Now consider the public statements of mainstream community organizations that have ill-served British Muslims for decades.

The Muslim Council of Britain’s (MCB) infamous official response the July 7, 2005, London bombings still chills the bones 10 years on. “We do naturally feel deeply for the sufferings… yet we also remind ourselves of the verse of the Qur’an, ‘O you who believe! Be steadfast witnesses for Allah in equity’… We call on the international community to work towards just and lasting peace settlements… and help eliminate the grievances that seem to nurture a spiral of violence.” It should be stressed that this was more than a decade ago, and the MCB has come a long way since such comments and its boycott of Holocaust Memorial Day.

In other words, the 52 victims probably had it coming.

Today’s soundtrack is just as sinister. On Monday, in response to Cameron’s constructive call for a united front, Asghar Bukhari, the paranoid founder of the Muslim Public Affairs Committee, who last month accused Zionists of “creeping into my home and stealing my shoe,” said: “The vast majority of Muslim communities see David Cameron, his government and his policies as being at the forefront of alienating them, demonising them and pushing them into a corner.”

Why constructively engage when you can take knee-jerk offense?

Where are all these “mainstream” voices of reason being “overpowered” by radicals? Where are all the progressives determined to put paradise-seeking genies like Ajmal Masroor firmly back in their bottle?

You can count them on one hand, with fingers to spare.

A Muslim leader is yet to emerge to take the mantle of the late, great Zaki Badawi. Before his death in 2006, this brave enemy of extremism, who coined the helpful term “British Islam,” told the Guardian newspaper: “I want the government to help me train better imams. It’s cheaper than having to combat the effect of bad imams.”

Badawi was shocked at the number of Muslim leaders who couldn’t speak English being imported from Saudi Arabia. He firmly believed British Islam must be rooted in British values.
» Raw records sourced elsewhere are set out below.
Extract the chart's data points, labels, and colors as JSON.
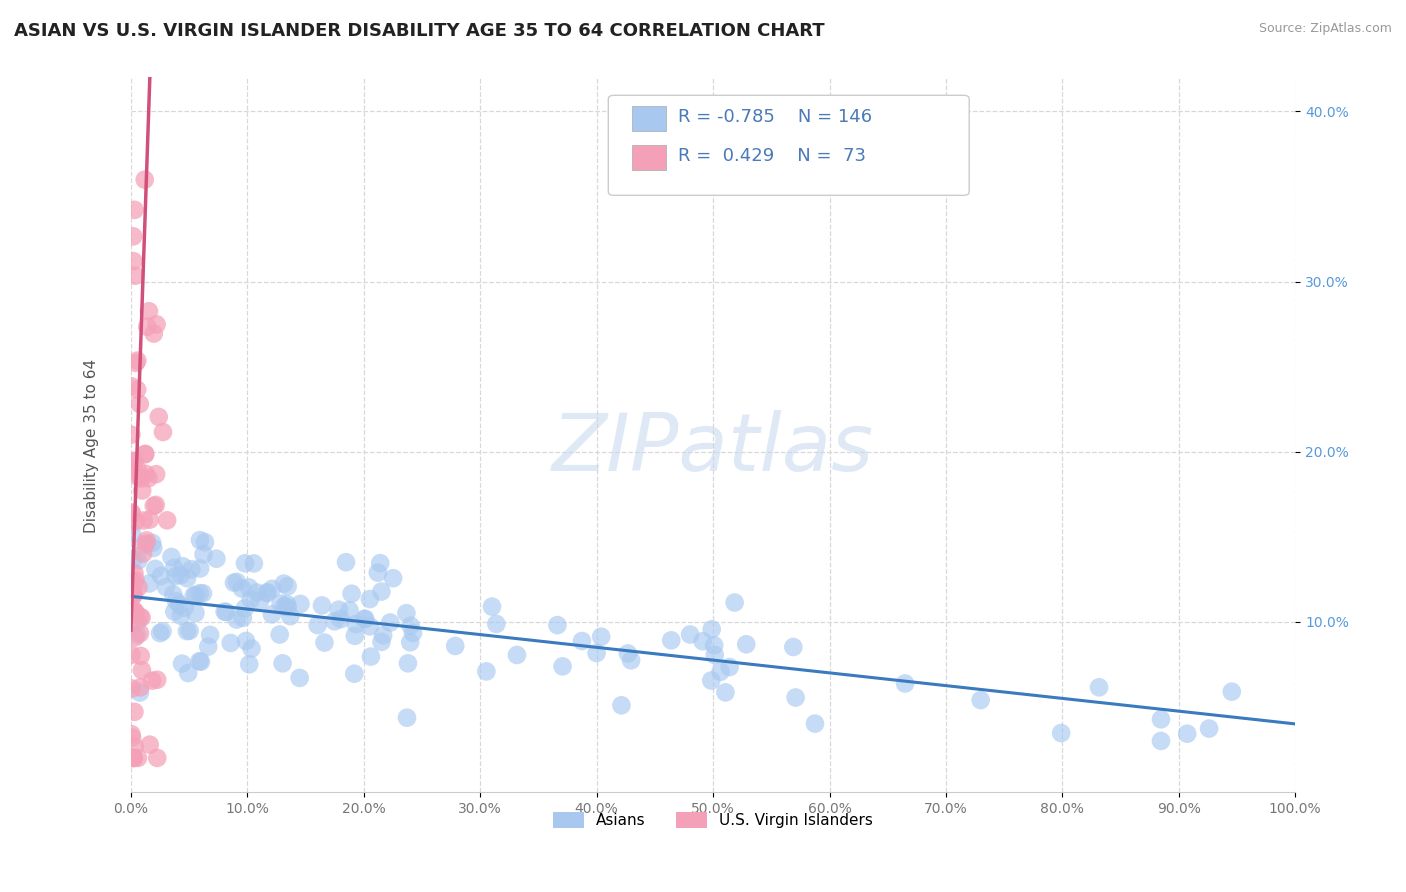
{
  "title": "ASIAN VS U.S. VIRGIN ISLANDER DISABILITY AGE 35 TO 64 CORRELATION CHART",
  "source": "Source: ZipAtlas.com",
  "ylabel": "Disability Age 35 to 64",
  "watermark": "ZIPatlas",
  "asian_R": -0.785,
  "asian_N": 146,
  "usvi_R": 0.429,
  "usvi_N": 73,
  "asian_color": "#a8c8f0",
  "usvi_color": "#f4a0b8",
  "asian_line_color": "#3a7abf",
  "usvi_line_color": "#d0507a",
  "usvi_dash_color": "#e090a8",
  "xlim": [
    0.0,
    1.0
  ],
  "ylim": [
    0.0,
    0.42
  ],
  "xtick_values": [
    0.0,
    0.1,
    0.2,
    0.3,
    0.4,
    0.5,
    0.6,
    0.7,
    0.8,
    0.9,
    1.0
  ],
  "xtick_labels": [
    "0.0%",
    "10.0%",
    "20.0%",
    "30.0%",
    "40.0%",
    "50.0%",
    "60.0%",
    "70.0%",
    "80.0%",
    "90.0%",
    "100.0%"
  ],
  "ytick_values": [
    0.1,
    0.2,
    0.3,
    0.4
  ],
  "ytick_labels": [
    "10.0%",
    "20.0%",
    "30.0%",
    "40.0%"
  ],
  "background_color": "#ffffff",
  "grid_color": "#d8d8d8",
  "title_fontsize": 13,
  "legend_text_color": "#4a7ab8",
  "tick_color": "#5599dd"
}
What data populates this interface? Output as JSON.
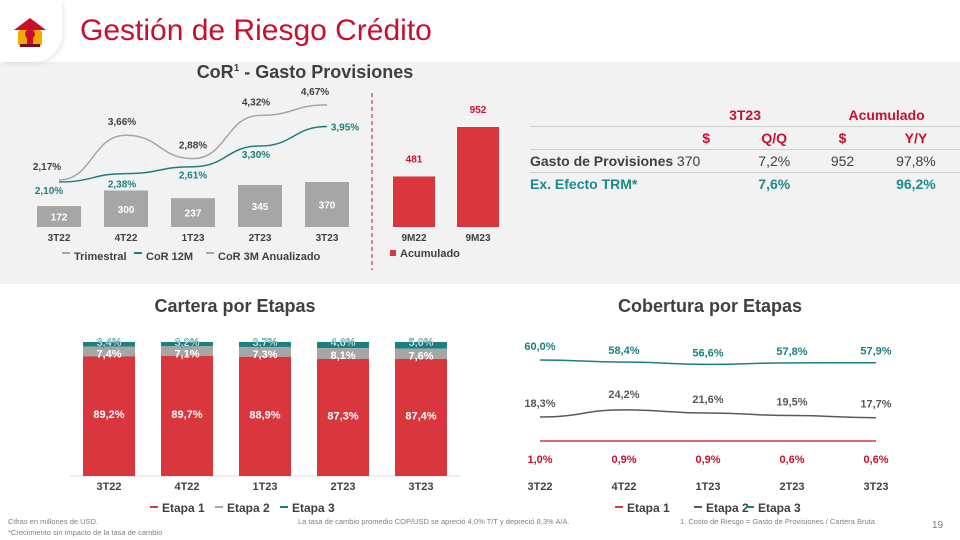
{
  "header": {
    "title": "Gestión de Riesgo Crédito"
  },
  "cor_chart": {
    "title_main": "CoR",
    "title_sup": "1",
    "title_rest": " - Gasto Provisiones"
  },
  "cartera_title": "Cartera por Etapas",
  "cobertura_title": "Cobertura por Etapas",
  "table": {
    "group1": "3T23",
    "group2": "Acumulado",
    "sub": [
      "$",
      "Q/Q",
      "$",
      "Y/Y"
    ],
    "rows": [
      {
        "label": "Gasto de Provisiones",
        "c1": "370",
        "c2": "7,2%",
        "c3": "952",
        "c4": "97,8%"
      },
      {
        "label": "Ex. Efecto TRM*",
        "c1": "",
        "c2": "7,6%",
        "c3": "",
        "c4": "96,2%"
      }
    ]
  },
  "footer": {
    "note1": "Cifras en millones de USD.",
    "note2": "*Crecimiento sin impacto de la tasa de cambio",
    "note3": "La tasa de cambio promedio COP/USD se apreció 4,0% T/T y depreció 8,3% A/A.",
    "note4": "1. Costo de Riesgo = Gasto de Provisiones / Cartera Bruta",
    "page": "19"
  },
  "colors": {
    "red": "#d9363e",
    "gray": "#a6a6a6",
    "teal": "#1b7f7f",
    "brand": "#c8102e"
  },
  "chart_data": [
    {
      "type": "bar",
      "categories": [
        "3T22",
        "4T22",
        "1T23",
        "2T23",
        "3T23"
      ],
      "series": [
        {
          "name": "Trimestral",
          "values": [
            172,
            300,
            237,
            345,
            370
          ],
          "labels": [
            "172",
            "300",
            "237",
            "345",
            "370"
          ]
        },
        {
          "name": "CoR 12M",
          "values": [
            2.1,
            2.38,
            2.61,
            3.3,
            3.95
          ],
          "labels": [
            "2,10%",
            "2,38%",
            "2,61%",
            "3,30%",
            "3,95%"
          ]
        },
        {
          "name": "CoR 3M Anualizado",
          "values": [
            2.17,
            3.66,
            2.88,
            4.32,
            4.67
          ],
          "labels": [
            "2,17%",
            "3,66%",
            "2,88%",
            "4,32%",
            "4,67%"
          ]
        }
      ]
    },
    {
      "type": "bar",
      "categories": [
        "9M22",
        "9M23"
      ],
      "series": [
        {
          "name": "Acumulado",
          "values": [
            481,
            952
          ],
          "labels": [
            "481",
            "952"
          ]
        }
      ]
    },
    {
      "type": "bar",
      "stacked": true,
      "categories": [
        "3T22",
        "4T22",
        "1T23",
        "2T23",
        "3T23"
      ],
      "series": [
        {
          "name": "Etapa 1",
          "values": [
            89.2,
            89.7,
            88.9,
            87.3,
            87.4
          ],
          "labels": [
            "89,2%",
            "89,7%",
            "88,9%",
            "87,3%",
            "87,4%"
          ]
        },
        {
          "name": "Etapa 2",
          "values": [
            7.4,
            7.1,
            7.3,
            8.1,
            7.6
          ],
          "labels": [
            "7,4%",
            "7,1%",
            "7,3%",
            "8,1%",
            "7,6%"
          ]
        },
        {
          "name": "Etapa 3",
          "values": [
            3.4,
            3.2,
            3.7,
            4.6,
            5.0
          ],
          "labels": [
            "3,4%",
            "3,2%",
            "3,7%",
            "4,6%",
            "5,0%"
          ]
        }
      ]
    },
    {
      "type": "line",
      "categories": [
        "3T22",
        "4T22",
        "1T23",
        "2T23",
        "3T23"
      ],
      "series": [
        {
          "name": "Etapa 1",
          "values": [
            1.0,
            0.9,
            0.9,
            0.6,
            0.6
          ],
          "labels": [
            "1,0%",
            "0,9%",
            "0,9%",
            "0,6%",
            "0,6%"
          ]
        },
        {
          "name": "Etapa 2",
          "values": [
            18.3,
            24.2,
            21.6,
            19.5,
            17.7
          ],
          "labels": [
            "18,3%",
            "24,2%",
            "21,6%",
            "19,5%",
            "17,7%"
          ]
        },
        {
          "name": "Etapa 3",
          "values": [
            60.0,
            58.4,
            56.6,
            57.8,
            57.9
          ],
          "labels": [
            "60,0%",
            "58,4%",
            "56,6%",
            "57,8%",
            "57,9%"
          ]
        }
      ]
    }
  ]
}
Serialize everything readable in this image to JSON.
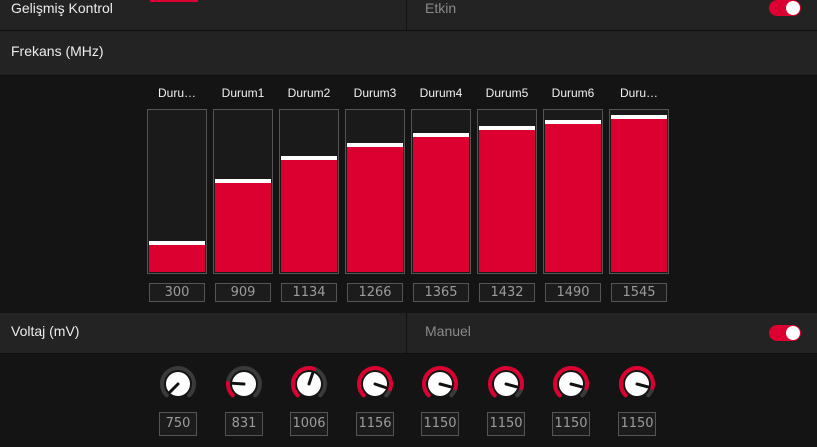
{
  "advanced": {
    "label": "Gelişmiş Kontrol",
    "state_text": "Etkin",
    "enabled": true
  },
  "frequency": {
    "label": "Frekans (MHz)",
    "max_value": 1600,
    "states": [
      {
        "label": "Duru…",
        "value": "300"
      },
      {
        "label": "Durum1",
        "value": "909"
      },
      {
        "label": "Durum2",
        "value": "1134"
      },
      {
        "label": "Durum3",
        "value": "1266"
      },
      {
        "label": "Durum4",
        "value": "1365"
      },
      {
        "label": "Durum5",
        "value": "1432"
      },
      {
        "label": "Durum6",
        "value": "1490"
      },
      {
        "label": "Duru…",
        "value": "1545"
      }
    ]
  },
  "voltage": {
    "label": "Voltaj (mV)",
    "mode_text": "Manuel",
    "enabled": true,
    "range": [
      750,
      1200
    ],
    "values": [
      "750",
      "831",
      "1006",
      "1156",
      "1150",
      "1150",
      "1150",
      "1150"
    ]
  },
  "colors": {
    "accent": "#dc0030",
    "panel": "#232323",
    "background": "#141414"
  }
}
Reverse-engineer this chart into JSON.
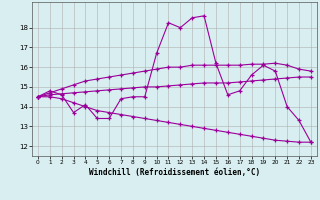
{
  "background_color": "#d8eef0",
  "line_color": "#9b009b",
  "grid_color": "#b0b0b0",
  "xlabel": "Windchill (Refroidissement éolien,°C)",
  "ylabel_ticks": [
    12,
    13,
    14,
    15,
    16,
    17,
    18
  ],
  "xlim": [
    -0.5,
    23.5
  ],
  "ylim": [
    11.5,
    19.3
  ],
  "x_ticks": [
    0,
    1,
    2,
    3,
    4,
    5,
    6,
    7,
    8,
    9,
    10,
    11,
    12,
    13,
    14,
    15,
    16,
    17,
    18,
    19,
    20,
    21,
    22,
    23
  ],
  "series": [
    {
      "x": [
        0,
        1,
        2,
        3,
        4,
        5,
        6,
        7,
        8,
        9,
        10,
        11,
        12,
        13,
        14,
        15,
        16,
        17,
        18,
        19,
        20,
        21,
        22,
        23
      ],
      "y": [
        14.5,
        14.5,
        14.4,
        14.2,
        14.0,
        13.8,
        13.7,
        13.6,
        13.5,
        13.4,
        13.3,
        13.2,
        13.1,
        13.0,
        12.9,
        12.8,
        12.7,
        12.6,
        12.5,
        12.4,
        12.3,
        12.25,
        12.2,
        12.2
      ]
    },
    {
      "x": [
        0,
        1,
        2,
        3,
        4,
        5,
        6,
        7,
        8,
        9,
        10,
        11,
        12,
        13,
        14,
        15,
        16,
        17,
        18,
        19,
        20,
        21,
        22,
        23
      ],
      "y": [
        14.5,
        14.6,
        14.65,
        14.7,
        14.75,
        14.8,
        14.85,
        14.9,
        14.95,
        15.0,
        15.0,
        15.05,
        15.1,
        15.15,
        15.2,
        15.2,
        15.2,
        15.25,
        15.3,
        15.35,
        15.4,
        15.45,
        15.5,
        15.5
      ]
    },
    {
      "x": [
        0,
        1,
        2,
        3,
        4,
        5,
        6,
        7,
        8,
        9,
        10,
        11,
        12,
        13,
        14,
        15,
        16,
        17,
        18,
        19,
        20,
        21,
        22,
        23
      ],
      "y": [
        14.5,
        14.7,
        14.9,
        15.1,
        15.3,
        15.4,
        15.5,
        15.6,
        15.7,
        15.8,
        15.9,
        16.0,
        16.0,
        16.1,
        16.1,
        16.1,
        16.1,
        16.1,
        16.15,
        16.15,
        16.2,
        16.1,
        15.9,
        15.8
      ]
    },
    {
      "x": [
        0,
        1,
        2,
        3,
        4,
        5,
        6,
        7,
        8,
        9,
        10,
        11,
        12,
        13,
        14,
        15,
        16,
        17,
        18,
        19,
        20,
        21,
        22,
        23
      ],
      "y": [
        14.5,
        14.8,
        14.6,
        13.7,
        14.1,
        13.4,
        13.4,
        14.4,
        14.5,
        14.5,
        16.7,
        18.25,
        18.0,
        18.5,
        18.6,
        16.2,
        14.6,
        14.8,
        15.6,
        16.1,
        15.8,
        14.0,
        13.3,
        12.2
      ]
    }
  ]
}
Nine years on, Badawi’s legacy lies in tatters. Today’s default Muslim position on ISIS could hardly be more passive: “We’re not responsible for the extremism of others so why must we apologize for it?” Every chance to declare all-out war on the malignant cancer in their midst is greeted with embarrassment, obfuscation, or obscene silence.

For all David Cameron’s big plans and wise words, only the revival of Badawi’s brand of progressive Islam will prevent growing numbers of young Muslims from willfully teetering on the edge of a moral precipice. Until then the loonies will have the loudest voices, coercing ever more British teenagers to swap suburbia for Syria.